Un jour, une des équipes chargées d’ouvrir les layons revient au camp itinérant complètement catastrophée. Le chef m’explique qu’au retour de leur journée de travail ils sont tombés « trompe à nez » avec un troupeau d’éléphants vindicatifs et que, pris de panique, ils se sont éparpillés dans les sous-bois. Malheureusement, au retour, un des manœuvres manquait à l’appel.

Nous l’avons cherché pendant deux jours sans succès. Nous étions très inquiets : combien de temps pouvait-il tenir sans manger dans ce milieu hostile, à la merci des prédateurs de toutes sortes ? Nous avons décidé de rentrer à Grand-Béréby pour prévenir les autorités… Bref, il était là. Il venait de s’extirper de la forêt après plusieurs jours d’errance en maintenant heureusement, le plus souvent un bon cap. Il avait fini par entendre au loin, très loin, un bruit de bulldozer…

Quelques jours plus tard, je suis convoqué à Tabou à l’occasion de la visite du professeur LAPADU-HARGUES qui remplaçait le professeur ROQUES, notre conseiller scientifique. Il était accompagné de Jean BODELLE, Directeur de la Carte Géologique de France et de notre chef de secteur. Le seul moyen pour rejoindre Tabou était de m’y faire conduire en pirogue.

J ’emmène pour ce cours trajet le strict nécessaire dans ma musette, c’est-à-dire : le marteau, la loupe, la boussole et le couteau… Je ne prends aucun papier d’identité dans la crainte de faire naufrage.

Mais à mon arrivée à Tabou, je suis cueilli par deux gendarmes réfractaires à toute explication sur mon manque de pièce d’identité… et puisque je ne suis pas identifiable, ils m’emmènent au poste où je vais y languir une grande partie de la journée. En effet, par malchance ce même jour, le Préfet de Daloa était en visite officielle et la police était sur ses gardes Je ne fus donc libéré qu’après son départ !!!

J ’ai connu aussi la visite de ce même Préfet, à Grand-Béréby. Il parcourait le pays dans le but de récolter des fonds pour la construction de la cathédrale de Yamoussouko!
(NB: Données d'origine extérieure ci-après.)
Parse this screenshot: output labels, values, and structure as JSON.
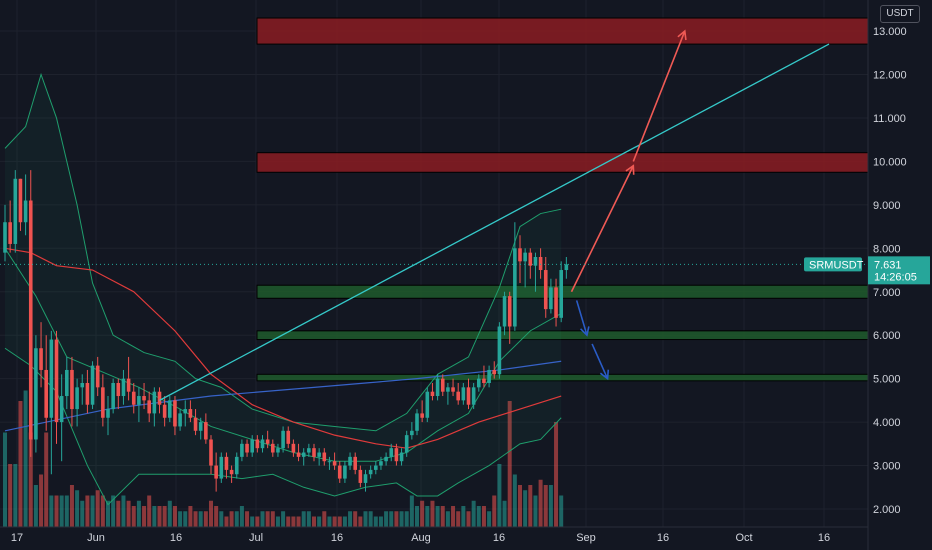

Enfin, lorsque mon collègue et ami Jean-Pierre CARROUE prit ma suite à Soubré, nous avons décidé de faire une traversée en commun de la Sasca – de Soubré à Grand Béréby – pour coordonner nos observations. J ’ai passé une dizaine de jours mémorables car Jean-Pierre était plein de vie, toujours prêt à plaisanter, bon vivant.  .. Pour la circonstance, Inge avait soigné le ravitaillement et l’avait bien pourvu en légumes verts dont de la salade. Elle avait toujours donné comme consigne au cuisinier de laver celle-ci au permanganate, et celui-ci ne dérogeait jamais à la règle. Mais tout à coup, au cours d’un repas, Jean-Pierre se lève, furieux, vomissant son repas, bavant un liquide violacé qui dégoulinait sur sa barbe grisonnante et m’accusant de vouloir l’empoisonner… C’était le cuisinier qui avait laissé tomber par mégarde une pastille entière de permanganate dans le saladier !!!

En guise de conclusion, je fais mon mea culpa.

D’autres anecdotes pourraient montrer que j’ai été trop téméraire. De n’avoir peur de rien j’ai souvent pris et fait prendre trop de risques. Je me suis rendu compte tardivement que j’aurais dû être plus prudent. Ainsi, pour ce qui va suivre, il n’y avait pas grand danger bien sûr, mais c’est caractéristique de mon caractère audacieux :

J’avais pris rendez-vous avec un chef de l’Administration locale à Daloa pour l’obtention d’un permis de chasse. Le fonctionnaire est arrivé avec une heure de retard. Je lui en ai fait le reproche d’une manière très appuyée… ce qui m’a valu en retour de prendre une belle paire de claques et en plus, de ne jamais obtenir le permis.